WHEATSTONE’S ELECTRO-MAGNETIC CLOCK.

In this ingenious invention, the object of Professor Wheatstone was to enable a simple clock to indicate exactly the same time in as many different places, distant from each other, as may be required. A standard clock in an observatory, for example, would thus keep in order another clock in each apartment, and that too with such accuracy, that all of them, however numerous, will beat dead seconds audibly with as great precision as the standard astronomical time-piece with which they are connected. But, besides this, the subordinate time-pieces thus regulated require none of the mechanism for maintaining or regulating the power. They consist simply of a face, with its second, minute, and hour hands, and a train of wheels which communicate motion from the action of the second-hand to that of the hour-hand, in the same manner as an ordinary clock-train. Nor is this invention confined to observatories and large establishments. The great horologe of St.
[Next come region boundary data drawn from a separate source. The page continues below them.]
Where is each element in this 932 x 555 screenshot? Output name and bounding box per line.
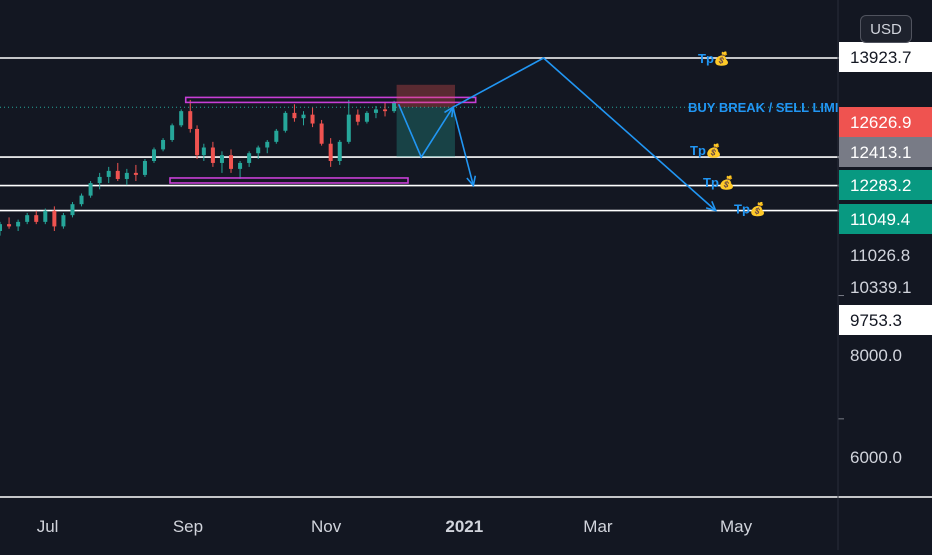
price-label-background [839, 42, 932, 72]
candle-body[interactable] [115, 170, 120, 179]
take-profit-annotation[interactable]: Tp💰 [698, 51, 730, 67]
price-axis-label: 11049.4 [850, 210, 910, 229]
candle-body[interactable] [106, 170, 111, 177]
candle-body[interactable] [52, 210, 57, 227]
range-bottom-rectangle[interactable] [169, 177, 409, 184]
candle-body[interactable] [188, 111, 193, 129]
candle-body[interactable] [383, 109, 388, 112]
price-label-background [839, 305, 932, 335]
time-axis-label: Nov [311, 517, 342, 536]
candle-body[interactable] [70, 204, 75, 216]
price-label-background [839, 137, 932, 167]
projection-arrowhead [705, 201, 718, 212]
price-axis-label: 9753.3 [850, 311, 902, 330]
candle-body[interactable] [43, 210, 48, 222]
projection-arrowhead [466, 175, 477, 188]
time-axis-label: 2021 [445, 517, 483, 536]
currency-button[interactable]: USD [860, 15, 912, 43]
candle-body[interactable] [133, 172, 138, 175]
candle-body[interactable] [310, 114, 315, 124]
candle-body[interactable] [201, 147, 206, 156]
candle-body[interactable] [179, 111, 184, 126]
candle-body[interactable] [61, 215, 66, 227]
price-axis-label: 12626.9 [850, 113, 911, 132]
price-axis-label: 8000.0 [850, 346, 902, 365]
candle-body[interactable] [34, 215, 39, 222]
candle-body[interactable] [161, 139, 166, 150]
candle-body[interactable] [274, 130, 279, 142]
price-label-background [839, 204, 932, 234]
price-axis-label: 11026.8 [850, 246, 910, 265]
price-label-background [839, 107, 932, 137]
take-profit-annotation[interactable]: Tp💰 [703, 175, 735, 191]
candle-body[interactable] [328, 143, 333, 161]
candle-body[interactable] [79, 195, 84, 205]
candle-body[interactable] [97, 176, 102, 184]
price-axis-label: 12283.2 [850, 176, 911, 195]
candle-body[interactable] [283, 112, 288, 131]
candle-body[interactable] [210, 147, 215, 163]
candle-body[interactable] [219, 155, 224, 163]
position-stop-zone[interactable] [396, 84, 455, 108]
candle-body[interactable] [292, 112, 297, 119]
candle-body[interactable] [346, 114, 351, 142]
candle-body[interactable] [229, 155, 234, 169]
take-profit-annotation[interactable]: Tp💰 [690, 143, 722, 159]
candle-body[interactable] [142, 160, 147, 175]
time-axis-label: Mar [583, 517, 613, 536]
candle-body[interactable] [238, 162, 243, 169]
candle-body[interactable] [124, 172, 129, 179]
candle-body[interactable] [16, 221, 21, 227]
time-axis-label: Sep [173, 517, 203, 536]
candle-body[interactable] [355, 114, 360, 122]
candle-body[interactable] [301, 114, 306, 119]
candle-body[interactable] [337, 141, 342, 161]
candle-body[interactable] [364, 112, 369, 122]
candle-body[interactable] [0, 224, 2, 231]
projection-path[interactable] [452, 107, 475, 186]
candle-body[interactable] [7, 224, 12, 227]
price-label-background [839, 170, 932, 200]
candle-body[interactable] [88, 183, 93, 196]
take-profit-annotation[interactable]: Tp💰 [734, 202, 766, 218]
entry-annotation[interactable]: BUY BREAK / SELL LIMIT [688, 100, 846, 115]
candle-body[interactable] [319, 123, 324, 144]
range-top-rectangle[interactable] [184, 96, 477, 104]
candle-body[interactable] [392, 102, 397, 112]
time-axis-label: Jul [37, 517, 59, 536]
candle-body[interactable] [256, 147, 261, 154]
price-axis-label: 10339.1 [850, 278, 911, 297]
candle-body[interactable] [25, 215, 30, 222]
candle-body[interactable] [373, 109, 378, 113]
price-axis-label: 12413.1 [850, 143, 911, 162]
price-axis-label: 6000.0 [850, 448, 902, 467]
time-axis-label: May [720, 517, 753, 536]
candle-body[interactable] [170, 125, 175, 140]
candle-body[interactable] [265, 141, 270, 148]
price-axis-label: 13923.7 [850, 48, 911, 67]
candle-body[interactable] [195, 128, 200, 156]
candle-body[interactable] [152, 149, 157, 161]
candle-body[interactable] [247, 153, 252, 163]
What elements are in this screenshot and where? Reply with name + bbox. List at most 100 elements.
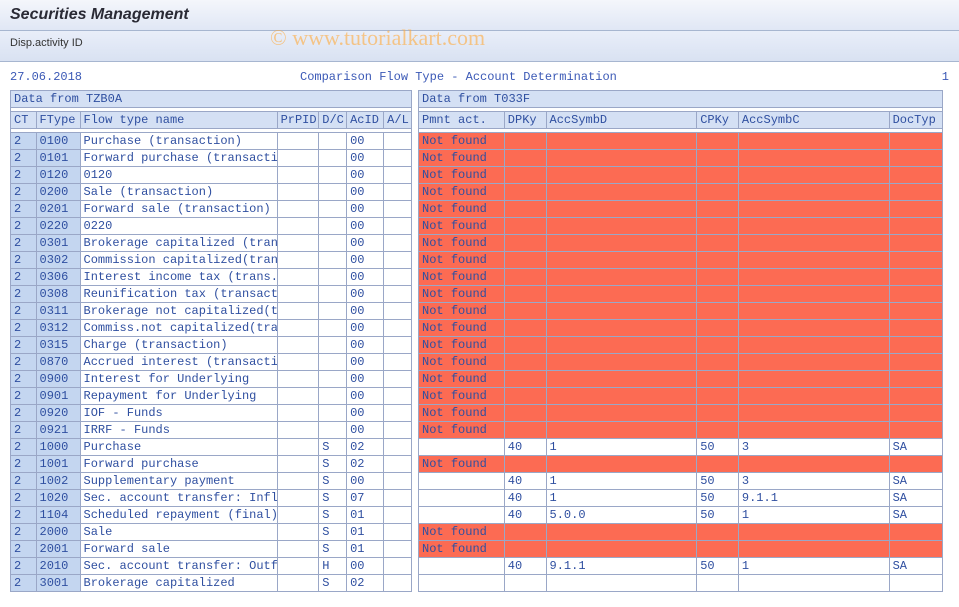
cell-fname: Reunification tax (transact bbox=[80, 286, 277, 303]
cell-acid: 07 bbox=[347, 490, 384, 507]
cell-acid: 00 bbox=[347, 252, 384, 269]
cell-accsymbc: 1 bbox=[738, 558, 889, 575]
table-row[interactable]: 22000SaleS01Not found bbox=[11, 524, 943, 541]
col-asc[interactable]: AccSymbC bbox=[738, 112, 889, 129]
cell-acid: 00 bbox=[347, 286, 384, 303]
cell-ct: 2 bbox=[11, 286, 37, 303]
table-row[interactable]: 20311Brokerage not capitalized(t00Not fo… bbox=[11, 303, 943, 320]
cell-pmntact: Not found bbox=[419, 541, 505, 558]
table-row[interactable]: 20302Commission capitalized(tran00Not fo… bbox=[11, 252, 943, 269]
col-dpky[interactable]: DPKy bbox=[504, 112, 546, 129]
table-row[interactable]: 21001Forward purchaseS02Not found bbox=[11, 456, 943, 473]
col-dc[interactable]: D/C bbox=[319, 112, 347, 129]
cell-pmntact bbox=[419, 439, 505, 456]
col-pa[interactable]: Pmnt act. bbox=[419, 112, 505, 129]
cell-accsymbc bbox=[738, 235, 889, 252]
cell-doctyp: SA bbox=[889, 490, 942, 507]
toolbar: Disp.activity ID © www.tutorialkart.com bbox=[0, 31, 959, 62]
table-row[interactable]: 20120012000Not found bbox=[11, 167, 943, 184]
cell-ftype: 2010 bbox=[36, 558, 80, 575]
col-fname[interactable]: Flow type name bbox=[80, 112, 277, 129]
cell-ftype: 0120 bbox=[36, 167, 80, 184]
table-row[interactable]: 20315Charge (transaction)00Not found bbox=[11, 337, 943, 354]
cell-accsymbd bbox=[546, 405, 697, 422]
cell-gap bbox=[412, 252, 419, 269]
col-cpky[interactable]: CPKy bbox=[697, 112, 739, 129]
cell-dpky bbox=[504, 286, 546, 303]
cell-accsymbd bbox=[546, 354, 697, 371]
section-right-header: Data from T033F bbox=[419, 91, 943, 108]
table-row[interactable]: 20921IRRF - Funds00Not found bbox=[11, 422, 943, 439]
table-row[interactable]: 22010Sec. account transfer: OutfH00409.1… bbox=[11, 558, 943, 575]
cell-ftype: 2001 bbox=[36, 541, 80, 558]
cell-prpid bbox=[277, 456, 319, 473]
cell-cpky bbox=[697, 388, 739, 405]
cell-dc bbox=[319, 252, 347, 269]
table-row[interactable]: 20312Commiss.not capitalized(tra00Not fo… bbox=[11, 320, 943, 337]
cell-dpky: 40 bbox=[504, 439, 546, 456]
cell-accsymbc bbox=[738, 371, 889, 388]
cell-cpky bbox=[697, 133, 739, 150]
col-asd[interactable]: AccSymbD bbox=[546, 112, 697, 129]
cell-pmntact: Not found bbox=[419, 269, 505, 286]
table-row[interactable]: 20870Accrued interest (transacti00Not fo… bbox=[11, 354, 943, 371]
cell-prpid bbox=[277, 354, 319, 371]
cell-cpky bbox=[697, 201, 739, 218]
cell-prpid bbox=[277, 524, 319, 541]
cell-pmntact: Not found bbox=[419, 405, 505, 422]
table-row[interactable]: 21002Supplementary paymentS00401503SA bbox=[11, 473, 943, 490]
table-row[interactable]: 21104Scheduled repayment (final)S01405.0… bbox=[11, 507, 943, 524]
table-row[interactable]: 22001Forward saleS01Not found bbox=[11, 541, 943, 558]
col-acid[interactable]: AcID bbox=[347, 112, 384, 129]
cell-accsymbd bbox=[546, 286, 697, 303]
cell-fname: Sec. account transfer: Infl bbox=[80, 490, 277, 507]
cell-fname: IRRF - Funds bbox=[80, 422, 277, 439]
cell-fname: Sec. account transfer: Outf bbox=[80, 558, 277, 575]
col-ftype[interactable]: FType bbox=[36, 112, 80, 129]
table-row[interactable]: 20200Sale (transaction)00Not found bbox=[11, 184, 943, 201]
table-row[interactable]: 23001Brokerage capitalizedS02 bbox=[11, 575, 943, 592]
cell-pmntact: Not found bbox=[419, 371, 505, 388]
cell-al bbox=[384, 507, 412, 524]
cell-dpky bbox=[504, 133, 546, 150]
cell-ftype: 1000 bbox=[36, 439, 80, 456]
cell-ftype: 0220 bbox=[36, 218, 80, 235]
cell-dpky bbox=[504, 167, 546, 184]
cell-al bbox=[384, 201, 412, 218]
cell-prpid bbox=[277, 439, 319, 456]
table-row[interactable]: 20201Forward sale (transaction)00Not fou… bbox=[11, 201, 943, 218]
table-row[interactable]: 20308Reunification tax (transact00Not fo… bbox=[11, 286, 943, 303]
table-row[interactable]: 20901Repayment for Underlying00Not found bbox=[11, 388, 943, 405]
table-row[interactable]: 20100Purchase (transaction)00Not found bbox=[11, 133, 943, 150]
table-row[interactable]: 21020Sec. account transfer: InflS0740150… bbox=[11, 490, 943, 507]
table-row[interactable]: 20220022000Not found bbox=[11, 218, 943, 235]
cell-accsymbc bbox=[738, 422, 889, 439]
col-al[interactable]: A/L bbox=[384, 112, 412, 129]
cell-ct: 2 bbox=[11, 252, 37, 269]
table-row[interactable]: 20101Forward purchase (transacti00Not fo… bbox=[11, 150, 943, 167]
col-prpid[interactable]: PrPID bbox=[277, 112, 319, 129]
cell-cpky: 50 bbox=[697, 507, 739, 524]
col-dt[interactable]: DocTyp bbox=[889, 112, 942, 129]
cell-ftype: 0921 bbox=[36, 422, 80, 439]
cell-gap bbox=[412, 286, 419, 303]
cell-prpid bbox=[277, 184, 319, 201]
cell-dc: S bbox=[319, 524, 347, 541]
cell-dc bbox=[319, 133, 347, 150]
cell-doctyp bbox=[889, 252, 942, 269]
cell-al bbox=[384, 422, 412, 439]
cell-al bbox=[384, 541, 412, 558]
cell-accsymbc bbox=[738, 252, 889, 269]
table-row[interactable]: 21000PurchaseS02401503SA bbox=[11, 439, 943, 456]
table-row[interactable]: 20920IOF - Funds00Not found bbox=[11, 405, 943, 422]
cell-accsymbc bbox=[738, 167, 889, 184]
report-date: 27.06.2018 bbox=[10, 70, 300, 84]
cell-accsymbc bbox=[738, 218, 889, 235]
col-ct[interactable]: CT bbox=[11, 112, 37, 129]
table-row[interactable]: 20306Interest income tax (trans.00Not fo… bbox=[11, 269, 943, 286]
cell-doctyp: SA bbox=[889, 558, 942, 575]
cell-accsymbd bbox=[546, 184, 697, 201]
cell-dpky bbox=[504, 456, 546, 473]
table-row[interactable]: 20900Interest for Underlying00Not found bbox=[11, 371, 943, 388]
table-row[interactable]: 20301Brokerage capitalized (tran00Not fo… bbox=[11, 235, 943, 252]
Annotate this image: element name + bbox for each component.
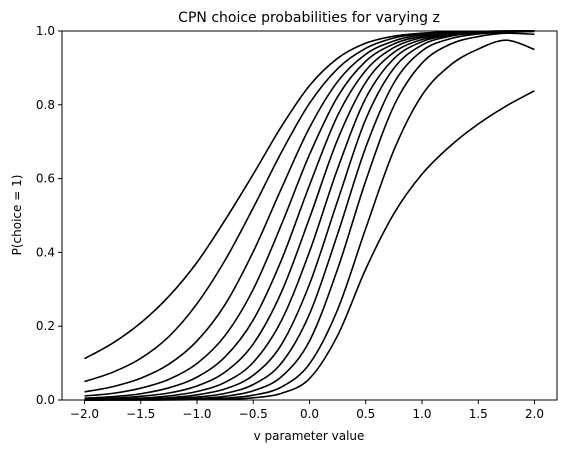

Paul’s might, by a suitable network of wires, or even by the existing metallic pipes of the metropolis, be made to command and regulate all the other steeple-clocks in the city, and even every clock within the precincts of its metallic bounds. As railways and telegraphs extend from London nearly to the remotest cities and villages, the sensation of time may be transmitted along with the elements of language; and the great cerebellum of the metropolis may thus constrain by its sympathies, and regulate by its power, the whole nervous system of the empire.